Apache Kafka Component Guide
Also available as:
PDF

Preparing the Environment

The following factors can affect Kafka performance:

  • Operating system settings

  • File system selection

  • Disk drive configuration

  • Java version

  • Ethernet bandwidth

Operating System Settings

Consider the following when configuring Kafka:

  • Kafka uses page cache memory as a buffer for active writers and readers, so after you specify JVM size (using -Xmx and -Xms Java options), leave the remaining RAM available to the operating system for page caching.

  • Kafka needs open file descriptors for files and network connections. You should set the file descriptor limit to at least 128000.

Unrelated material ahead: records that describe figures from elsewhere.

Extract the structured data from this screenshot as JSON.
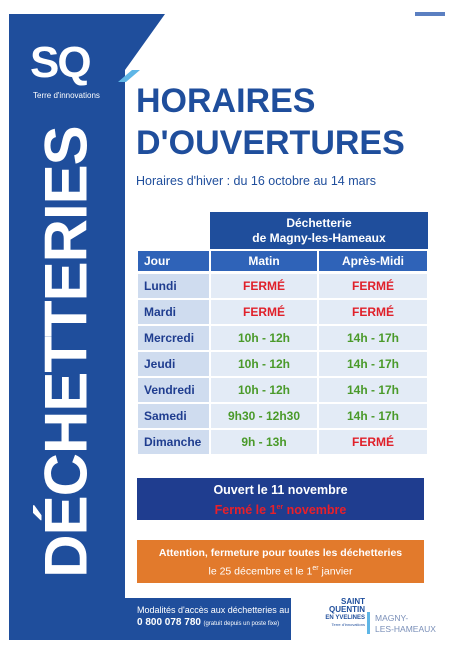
{
  "logo": {
    "mark": "SQ",
    "tagline": "Terre d'innovations"
  },
  "side_title": "DÉCHETTERIES",
  "title": [
    "HORAIRES",
    "D'OUVERTURES"
  ],
  "subtitle": "Horaires d'hiver : du 16 octobre au 14 mars",
  "table": {
    "group_header": [
      "Déchetterie",
      "de Magny-les-Hameaux"
    ],
    "columns": [
      "Jour",
      "Matin",
      "Après-Midi"
    ],
    "rows": [
      [
        "Lundi",
        "FERMÉ",
        "FERMÉ"
      ],
      [
        "Mardi",
        "FERMÉ",
        "FERMÉ"
      ],
      [
        "Mercredi",
        "10h - 12h",
        "14h - 17h"
      ],
      [
        "Jeudi",
        "10h - 12h",
        "14h - 17h"
      ],
      [
        "Vendredi",
        "10h - 12h",
        "14h - 17h"
      ],
      [
        "Samedi",
        "9h30 - 12h30",
        "14h - 17h"
      ],
      [
        "Dimanche",
        "9h - 13h",
        "FERMÉ"
      ]
    ]
  },
  "notice_holidays": {
    "open": "Ouvert le 11 novembre",
    "closed": [
      "Fermé le 1",
      "er",
      " novembre"
    ]
  },
  "notice_closure": {
    "line1": "Attention, fermeture pour toutes les déchetteries",
    "line2": [
      "le 25 décembre et le 1",
      "er",
      " janvier"
    ]
  },
  "footer": {
    "line1": "Modalités d'accès aux déchetteries au",
    "phone": "0 800 078 780",
    "note": "(gratuit depuis un poste fixe)"
  },
  "partner_logo": {
    "name": [
      "SAINT",
      "QUENTIN",
      "EN YVELINES"
    ],
    "tagline": "Terre d'innovations",
    "town": [
      "MAGNY-",
      "LES-HAMEAUX"
    ]
  }
}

  • You can increase the maximum socket buffer size to enable high-performance data transfer.

File System Selection

Kafka uses regular Linux disk files for storage. We recommend using the EXT4 or XFS file system. Improvements to the XFS file system show improved performance characteristics for Kafka workloads without compromising stability.

[Caution]Caution
  • Do not use mounted shared drives or any network file systems with Kafka, due to the risk of index failures and (in the case of network file systems) issues related to the use of MemoryMapped files to store the offset index.

  • Encrypted file systems such as SafenetFS are not supported for Kafka. Index file corruption can occur.

Disk Drive Considerations

For throughput, we recommend dedicating multiple drives to Kafka data. More drives typically perform better with Kafka than fewer. Do not share these Kafka drives with any other application or use them for Kafka application logs.

You can configure multiple drives by specifying a comma-separated list of directories for the log.dirs property in the server.properties file. Kafka uses a round-robin approach to assign partitions to directories specified in log.dirs; the default value is /tmp/kafka-logs.

The num.io.threads property should be set to a value equal to or greater than the number of disks dedicated for Kafka. Recommendation: start by setting this property equal to the number of disks.

Depending on how you configure flush behavior (see "Log Flush Management"), a faster disk drive is beneficial if the log.flush.interval.messages property is set to flush the log file after every 100,000 messages (approximately).

Kafka performs best when data access loads are balanced among partitions, leading to balanced loads across disk drives. In addition, data distribution across disks is important. If one disk becomes full and other disks have available space, this can cause performance issues. To avoid slowdowns or interruptions to Kafka services, you should create usage alerts that notify you when available disk space is low.

RAID can potentially improve load balancing among the disks, but RAID can cause performance bottleneck due to slower writes. In addition, it reduces available disk space. Although RAID can tolerate disk failures, rebuilding RAID array is I/O-intensive and effectively disables the server. Therefore, RAID does not provide substantial improvements in availability.

Java Version

With Apache Kafka on HDP 2.5, you should use the latest update for Java version 1.8 and make sure that G1 garbage collection support is enabled. (G1 support is enabled by default in recent versions of Java.) If you prefer to use Java 1.7, make sure that you use update u51 or later.

Here are several recommended settings for the JVM:

-Xmx6g 
-Xms6g 
-XX:MetaspaceSize=96m 
-XX:+UseG1GC
-XX:MaxGCPauseMillis=20 
-XX:InitiatingHeapOccupancyPercent=35 
-XX:G1HeapRegionSize=16M
-XX:MinMetaspaceFreeRatio=50 
-XX:MaxMetaspaceFreeRatio=80

To set JVM heap size for the Kafka broker, export KAFKA_HEAP_OPTS; for example:

export KAFKA_HEAP_OPTS="-Xmx2g -Xms2g"
./kafka-server-start.sh

Ethernet Bandwidth

Ethernet bandwidth can have an impact on Kafka performance; make sure it is sufficient for your throughput requirements.